Podkreślił, że wojna na Bałkanach "była bardzo krwawa i niszcząca - także więzi społeczne." "Było tak dlatego, że była to wojna bardzo często między sąsiadami, dotykająca niejednokrotnie małżeństwa mieszane. W tym czasie świat przyglądał się bezsilnie temu, co działo się w byłej Jugosławii" - mówił Borusewicz.

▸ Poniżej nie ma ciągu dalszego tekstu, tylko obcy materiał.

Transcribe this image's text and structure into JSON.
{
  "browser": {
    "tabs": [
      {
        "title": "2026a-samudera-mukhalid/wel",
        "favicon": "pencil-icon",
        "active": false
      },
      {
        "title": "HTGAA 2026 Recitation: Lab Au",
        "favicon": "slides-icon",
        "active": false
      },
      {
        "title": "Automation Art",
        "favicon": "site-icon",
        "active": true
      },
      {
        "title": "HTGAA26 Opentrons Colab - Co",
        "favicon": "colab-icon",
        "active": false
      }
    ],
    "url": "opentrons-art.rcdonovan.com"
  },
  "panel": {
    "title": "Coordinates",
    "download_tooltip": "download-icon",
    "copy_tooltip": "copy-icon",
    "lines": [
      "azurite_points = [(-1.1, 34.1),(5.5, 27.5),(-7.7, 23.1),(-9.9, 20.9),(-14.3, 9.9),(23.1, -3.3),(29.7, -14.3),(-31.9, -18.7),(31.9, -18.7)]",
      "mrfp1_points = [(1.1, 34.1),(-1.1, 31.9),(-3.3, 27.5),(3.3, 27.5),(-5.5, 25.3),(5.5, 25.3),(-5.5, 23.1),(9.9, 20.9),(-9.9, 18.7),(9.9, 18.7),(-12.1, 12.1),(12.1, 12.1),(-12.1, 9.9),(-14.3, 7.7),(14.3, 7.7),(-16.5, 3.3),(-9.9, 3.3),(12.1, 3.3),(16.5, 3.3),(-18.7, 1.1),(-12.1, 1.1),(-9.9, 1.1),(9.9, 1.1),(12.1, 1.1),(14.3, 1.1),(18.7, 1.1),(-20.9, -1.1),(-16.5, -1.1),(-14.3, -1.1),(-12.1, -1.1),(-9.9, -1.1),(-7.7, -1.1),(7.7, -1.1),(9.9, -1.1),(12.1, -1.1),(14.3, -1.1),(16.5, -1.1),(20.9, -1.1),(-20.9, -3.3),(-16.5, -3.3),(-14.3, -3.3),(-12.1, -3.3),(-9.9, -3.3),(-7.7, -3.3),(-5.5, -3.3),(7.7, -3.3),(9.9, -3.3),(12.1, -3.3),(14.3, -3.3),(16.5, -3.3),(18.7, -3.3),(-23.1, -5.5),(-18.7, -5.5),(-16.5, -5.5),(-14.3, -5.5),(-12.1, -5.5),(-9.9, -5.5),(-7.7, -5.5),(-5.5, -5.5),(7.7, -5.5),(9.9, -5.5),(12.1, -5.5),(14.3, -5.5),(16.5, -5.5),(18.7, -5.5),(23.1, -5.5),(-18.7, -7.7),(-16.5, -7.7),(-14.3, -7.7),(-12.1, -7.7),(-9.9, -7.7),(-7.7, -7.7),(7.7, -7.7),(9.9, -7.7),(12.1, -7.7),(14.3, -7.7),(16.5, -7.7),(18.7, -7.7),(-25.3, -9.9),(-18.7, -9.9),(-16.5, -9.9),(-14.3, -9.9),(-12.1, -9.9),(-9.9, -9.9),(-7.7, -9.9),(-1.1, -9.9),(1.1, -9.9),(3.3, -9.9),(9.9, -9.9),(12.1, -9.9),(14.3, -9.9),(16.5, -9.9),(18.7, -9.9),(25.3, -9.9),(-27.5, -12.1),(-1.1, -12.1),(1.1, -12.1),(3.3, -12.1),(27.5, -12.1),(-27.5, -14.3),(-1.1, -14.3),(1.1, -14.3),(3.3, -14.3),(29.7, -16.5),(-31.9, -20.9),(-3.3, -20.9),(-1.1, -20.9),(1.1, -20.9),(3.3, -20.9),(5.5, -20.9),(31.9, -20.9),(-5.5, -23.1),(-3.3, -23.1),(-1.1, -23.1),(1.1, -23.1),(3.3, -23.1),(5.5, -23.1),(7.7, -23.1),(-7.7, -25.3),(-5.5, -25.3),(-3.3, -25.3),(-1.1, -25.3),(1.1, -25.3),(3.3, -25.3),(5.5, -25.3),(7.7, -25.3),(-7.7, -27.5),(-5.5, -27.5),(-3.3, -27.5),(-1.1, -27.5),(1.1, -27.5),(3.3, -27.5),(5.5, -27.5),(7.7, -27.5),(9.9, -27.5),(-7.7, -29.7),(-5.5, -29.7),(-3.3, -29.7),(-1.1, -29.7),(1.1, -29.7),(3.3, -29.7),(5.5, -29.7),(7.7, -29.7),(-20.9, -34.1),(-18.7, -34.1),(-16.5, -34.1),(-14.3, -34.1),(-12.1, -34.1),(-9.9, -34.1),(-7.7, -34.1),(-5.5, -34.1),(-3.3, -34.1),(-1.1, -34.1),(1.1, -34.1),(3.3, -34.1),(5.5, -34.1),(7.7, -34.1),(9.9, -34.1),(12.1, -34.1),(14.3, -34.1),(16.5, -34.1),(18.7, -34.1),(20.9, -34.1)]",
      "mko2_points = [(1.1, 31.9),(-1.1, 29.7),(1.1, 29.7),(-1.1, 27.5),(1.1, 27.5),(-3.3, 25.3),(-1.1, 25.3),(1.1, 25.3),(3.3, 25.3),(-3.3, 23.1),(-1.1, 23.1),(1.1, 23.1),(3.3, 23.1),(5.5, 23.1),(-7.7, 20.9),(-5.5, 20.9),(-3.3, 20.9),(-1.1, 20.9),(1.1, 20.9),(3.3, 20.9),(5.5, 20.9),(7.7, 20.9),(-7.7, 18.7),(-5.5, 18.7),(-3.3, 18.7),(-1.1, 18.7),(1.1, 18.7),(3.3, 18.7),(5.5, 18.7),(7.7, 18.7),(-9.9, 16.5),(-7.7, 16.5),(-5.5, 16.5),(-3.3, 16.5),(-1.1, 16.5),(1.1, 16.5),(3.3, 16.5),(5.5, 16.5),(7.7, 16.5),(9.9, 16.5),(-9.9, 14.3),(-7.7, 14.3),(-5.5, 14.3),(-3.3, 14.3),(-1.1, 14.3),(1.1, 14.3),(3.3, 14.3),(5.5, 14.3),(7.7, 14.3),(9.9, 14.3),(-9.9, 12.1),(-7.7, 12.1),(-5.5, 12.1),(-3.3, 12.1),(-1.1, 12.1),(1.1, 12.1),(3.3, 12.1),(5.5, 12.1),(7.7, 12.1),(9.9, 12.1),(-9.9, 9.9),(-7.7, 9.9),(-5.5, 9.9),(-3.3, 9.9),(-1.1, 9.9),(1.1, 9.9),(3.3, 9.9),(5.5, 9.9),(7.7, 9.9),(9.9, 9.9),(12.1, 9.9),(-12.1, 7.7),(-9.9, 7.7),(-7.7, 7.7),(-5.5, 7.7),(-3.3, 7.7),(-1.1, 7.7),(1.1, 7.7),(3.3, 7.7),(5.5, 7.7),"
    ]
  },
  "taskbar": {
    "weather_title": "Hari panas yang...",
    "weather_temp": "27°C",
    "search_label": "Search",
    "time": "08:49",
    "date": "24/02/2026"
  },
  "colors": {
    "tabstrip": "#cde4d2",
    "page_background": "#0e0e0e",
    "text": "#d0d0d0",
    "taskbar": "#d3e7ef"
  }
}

Przypomniał, że przez 3 lata - od 1992 r. - specjalnym wysłannikiem sekretarza generalnego ONZ ds. Praw Człowieka był b. premier Tadeusz Mazowiecki. "Przez ten czas dokumentował on te zdarzenia, próbował rozmawiać i pomagać ludziom. I po masakrze w Srebrenicy, na znak protestu przeciw bezsilności sił ONZ, zrezygnował" - mówił.
Marszałek Senatu podkreślił, że Srebrenica stała się po masakrze wyrzutem sumienia, szczególnie w związku z tym, że miała tam powstać strefa bezpieczeństwa dla Bośniaków, chroniona przez siły ONZ. "Tymczasem siły holenderskie, które tam były, w ogóle nie zareagowały na wkroczenie wojsk serbskich i nie zapobiegły zbrodni" - zauważył Borusewicz.
Jego zdaniem masakra w Srebrenicy pokazuje, że można "wywołać bardzo szybko nienawiść i ta nienawiść może być zbrodnicza". "Trzeba pilnować, kiedy ktoś zaczyna tę nienawiść wywoływać, by się temu przeciwstawić. To dla nas nauczka" - powiedział.
Po zajęciu Srebrenicy, wówczas muzułmańskiej enklawy chronionej przez żołnierzy ONZ, w lipcu 1995 roku siły Serbów bośniackich wymordowały w pobliżu miasta blisko 8 tys. muzułmańskich mężczyzn i chłopców. Była to największa zbrodnia w Europie od zakończenia drugiej wojny światowej.
W 2007 roku Międzynarodowy Trybunał Sprawiedliwości uznał masakrę w Srebrenicy za ludobójstwo.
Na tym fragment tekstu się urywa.